4. Giorgio Berti, Josef Brauns, Daria Dovera, Rinaldo Genevois & Floriano Villa (1987)
Il crollo dei bacini di Stava nel Trentino: esame delle cause e proposte metodologiche di prevenzione. “Terra”, n. 4, pp. 5-9, Pàtron Editore, Bologna.
© Pàtron Editore Bologna, Italy
Riassunto
Il crollo dei bacini di decantazione della miniera di fluorite di Prestavel, presso Stava di Tesero (Trentino) il 19 luglio 1985, causò danni ingentissimi lungo tutta la vallata e la morte di 269 persone, delle quali 23 risultarono disperse e 47 non poterono essere identificate[1].
Fra le tecniche costruttive utilizzate per l’accrescimento dei rilevati arginali che sostengono i bacini di decantazione, a Prestavel venne prevalentemente impiegato il metodo “a monte”, che ha una buona economicità ma che, nel contempo, a causa dell’inaffidabilità del sistema stesso di accrescimento, presenta gravi rischi che si aggravano con l’aumentare dell’altezza dell’argine.
Dopo avere ricostruito la storia dei rilevati arginali di Prestavel, l’articolo si sofferma sulle gravi carenze conoscitive riguardanti le caratteristiche geologiche, idrogeologiche e geotecniche dell’area scelta per la costruzione degli invasi. Il crollo fu causato dalla non idoneità del sito di costruzione, dall’instabilità congenita del bacino superiore, dall’errato sistema di accrescimento e da controlli superficiali e inadeguati. Il disastro di Stava viene inoltre discusso sulla base del sistema giuridico-amministrativo italiano, riguardante i rilevati arginali di miniera, e in merito allo “stato dell’arte” di queste strutture, suggerendo alcune proposte metodologiche per evitare simili tragici eventi.

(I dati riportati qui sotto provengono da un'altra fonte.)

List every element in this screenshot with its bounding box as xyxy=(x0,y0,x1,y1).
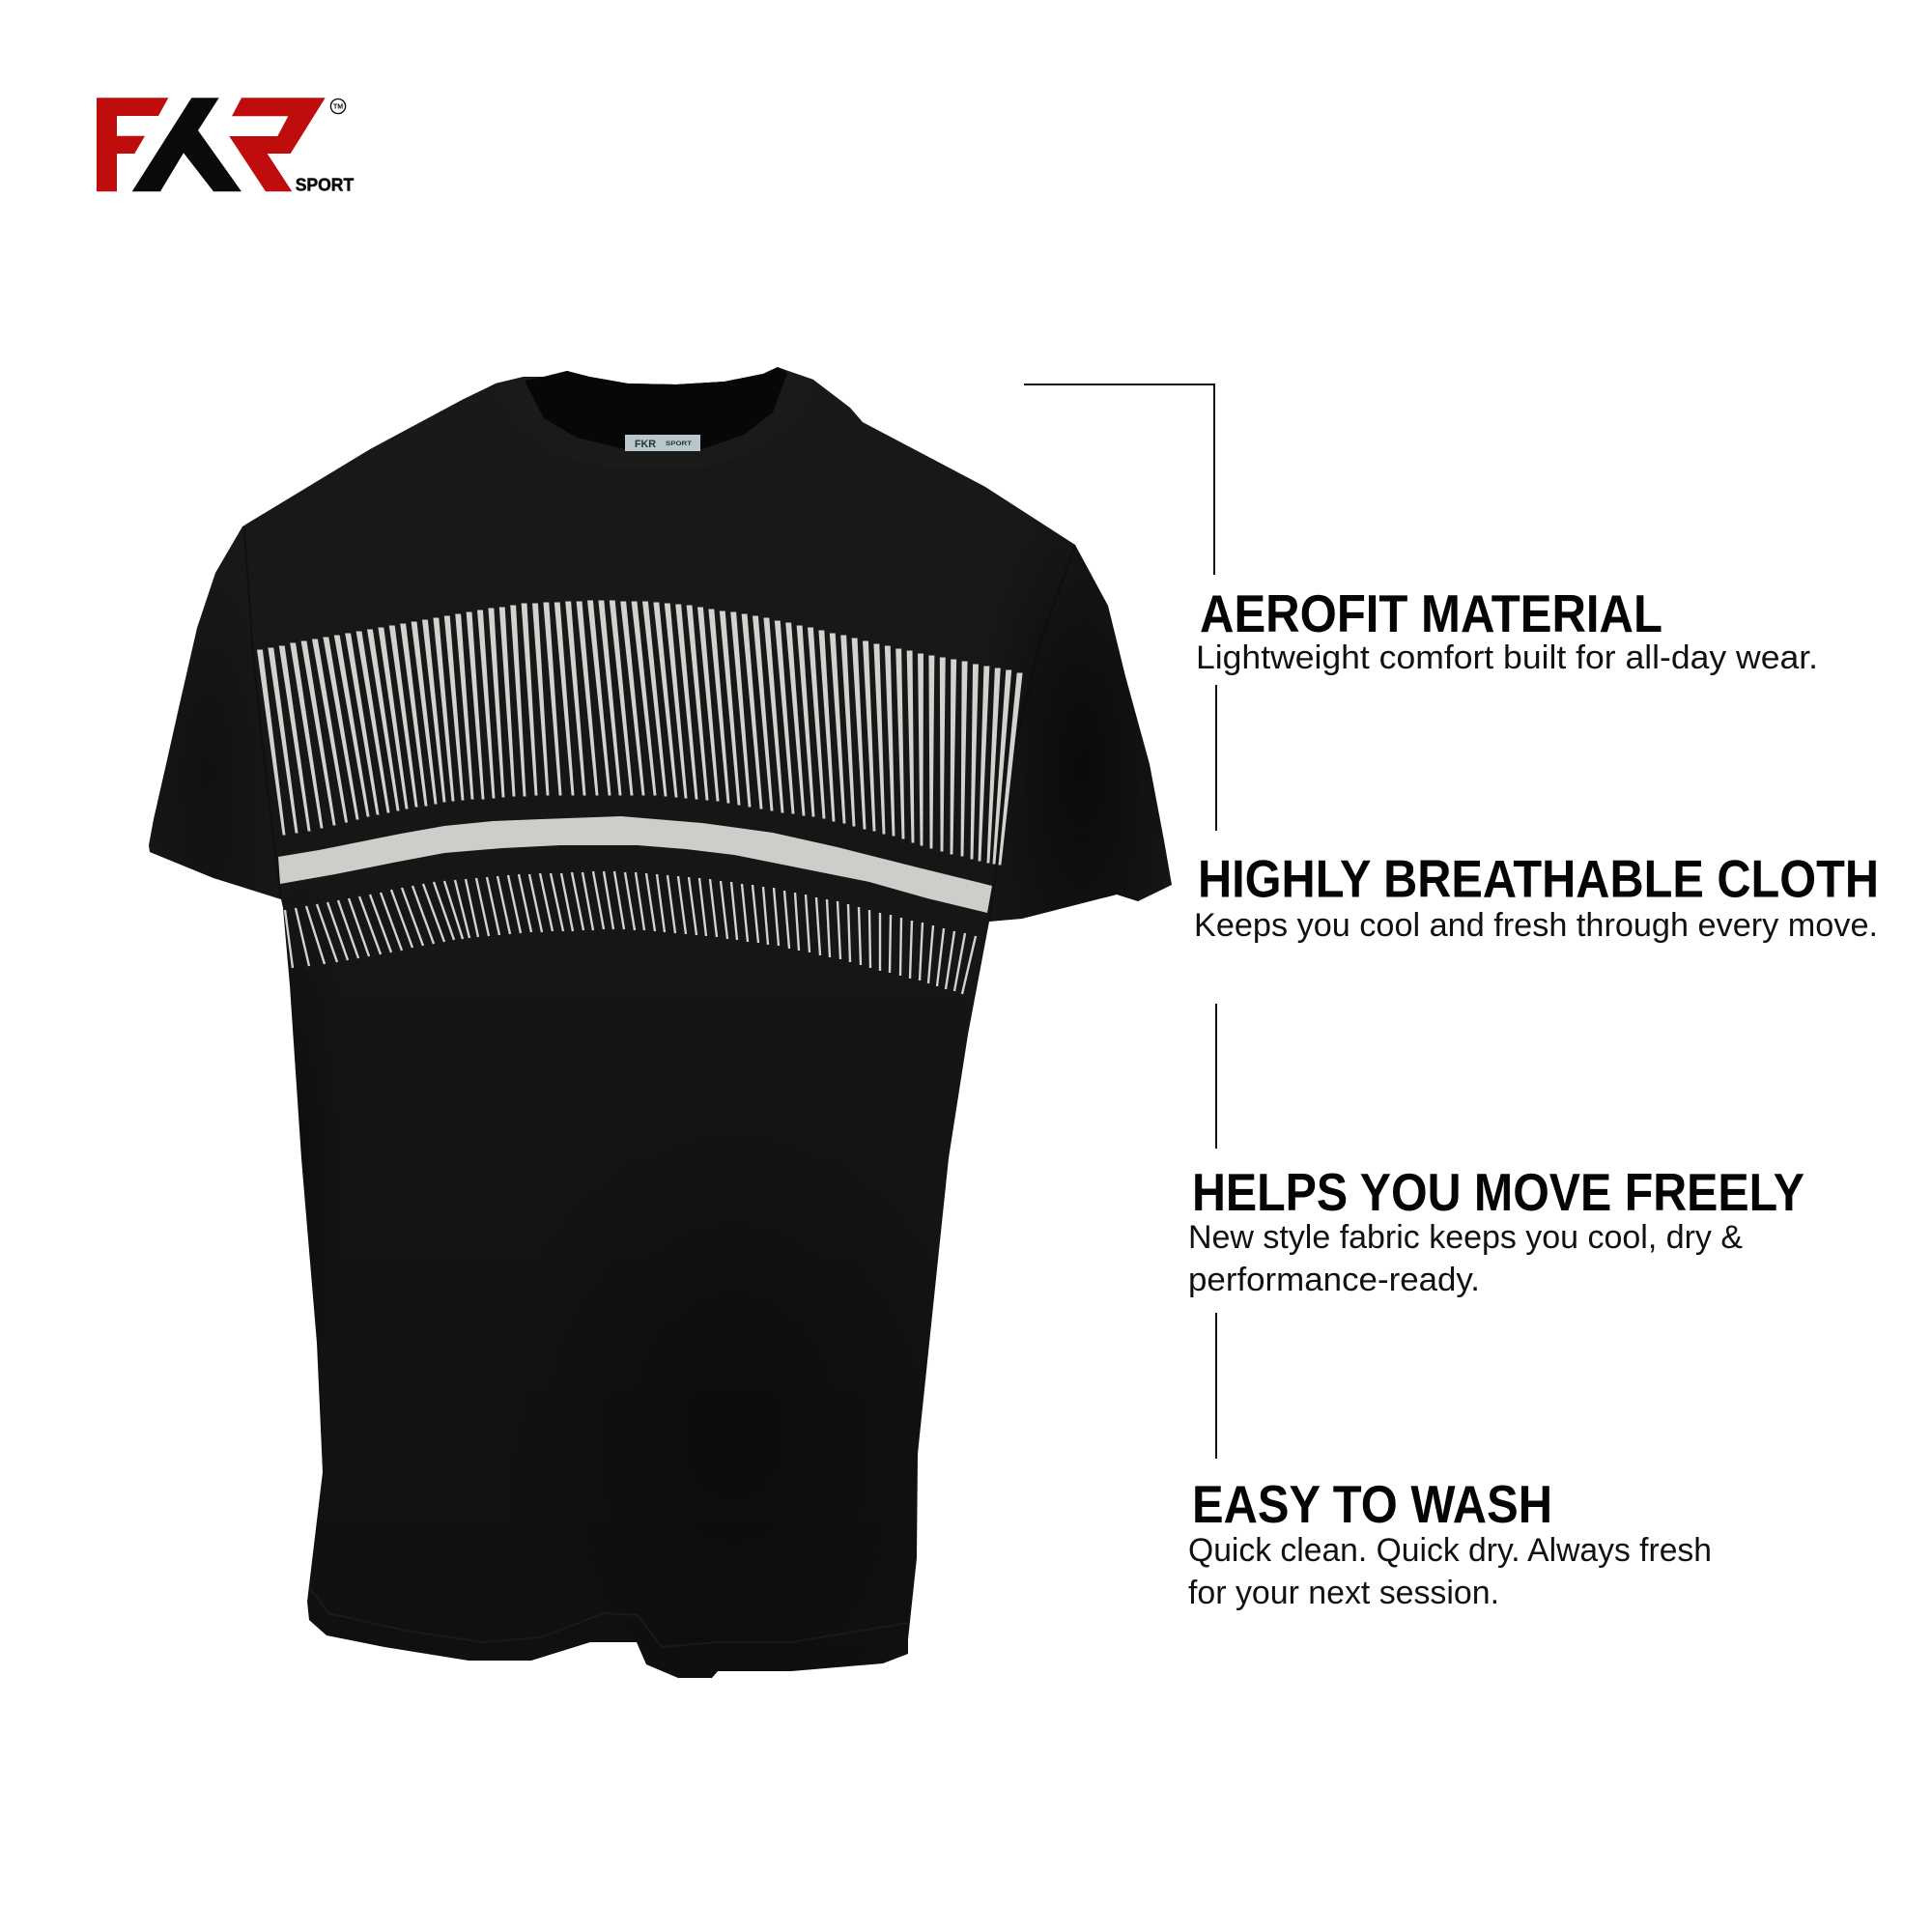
feature: easy to wash xyxy=(1188,1474,1712,1611)
logo: FKR Sport xyxy=(97,98,355,195)
description: New style fabric keeps you cool, dry & xyxy=(1188,1219,1743,1256)
heading: EASY TO WASH xyxy=(1192,1474,1552,1534)
shirt body silhouette xyxy=(149,367,1172,1678)
connector: line three xyxy=(1215,1004,1217,1149)
description xyxy=(1188,1219,1743,1298)
connector: line four xyxy=(1215,1313,1217,1459)
chest print: lower stripes xyxy=(285,871,976,994)
chest print: solid band xyxy=(278,816,992,913)
chest print: upper tapered stripes xyxy=(257,601,1022,865)
connector: line two xyxy=(1215,685,1217,831)
neck label: SPORT xyxy=(666,441,692,447)
inner neck xyxy=(525,367,787,449)
collar band xyxy=(496,367,813,469)
product photo: black t-shirt xyxy=(140,367,1188,1777)
fabric shading xyxy=(140,473,1188,1777)
heading: AEROFIT MATERIAL xyxy=(1200,583,1662,643)
description: Keeps you cool and fresh through every move. xyxy=(1194,907,1878,944)
description: Quick clean. Quick dry. Always fresh xyxy=(1188,1532,1712,1569)
neck label: FKR xyxy=(635,439,656,450)
feature: aerofit material xyxy=(1196,583,1818,676)
description: for your next session. xyxy=(1188,1575,1499,1611)
description: Lightweight comfort built for all-day wear. xyxy=(1196,639,1818,676)
neck label xyxy=(625,435,700,451)
logo: FKR Sport: TM xyxy=(333,104,343,110)
heading: HELPS YOU MOVE FREELY xyxy=(1192,1162,1804,1222)
logo: FKR Sport: SPORT xyxy=(296,175,355,195)
description: performance-ready. xyxy=(1188,1262,1480,1298)
feature: helps you move freely xyxy=(1188,1162,1804,1298)
feature: highly breathable cloth xyxy=(1194,848,1879,944)
sleeve seams and hem stitching xyxy=(244,528,1075,922)
connector: top elbow line xyxy=(1024,384,1214,575)
description xyxy=(1188,1532,1712,1611)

[1] I soccorsi furono immediati ed efficienti ma pochissimi furono i feriti (solo 15) e le persone estratte vive dalle macerie: la violenza e la velocità della colata di fango non aveva concesso scampo. 267 morirono sul colpo; una ragazza, estratta ancora in vita dalle macerie di uno degli alberghi di Stava, sopravvisse per pochi giorni. Il numero esatto dei morti del disastro di Stava (268) fu accertato solo un anno dopo la catastrofe. Molte salme infatti non poterono essere riconosciute e fu quindi necessario ricorrere alla dichiarazione di morte presunta. Per rilasciare un certificato di morte presunta la legge prevede una prima dichiarazione di scomparsa e, trascorsi 5 anni, la successiva dichiarazione di morte presunta. Nel caso di Stava il periodo necessario per la dichiarazione di morte presunta venne ridotto con decreto legge da 5 anni a 1 anno (decreto legge n. 480 del 24 settembre 1985, convertito nella legge n. 662 del 21 novembre 1985). Nel primo anno successivo alla catastrofe il numero delle vittime fu quindi quello delle salme riconosciute (197) più quello delle dichiarazioni di scomparsa (72) = 269. Un anno dopo il disastro fu possibile avere il numero esatto delle dichiarazioni di morte presunta che risultarono essere 71. Da questo elenco venne infatti depennata la dichiarazione di scomparsa di un cittadino francese del quale non fu poi accertata la morte presunta [N.d.R.].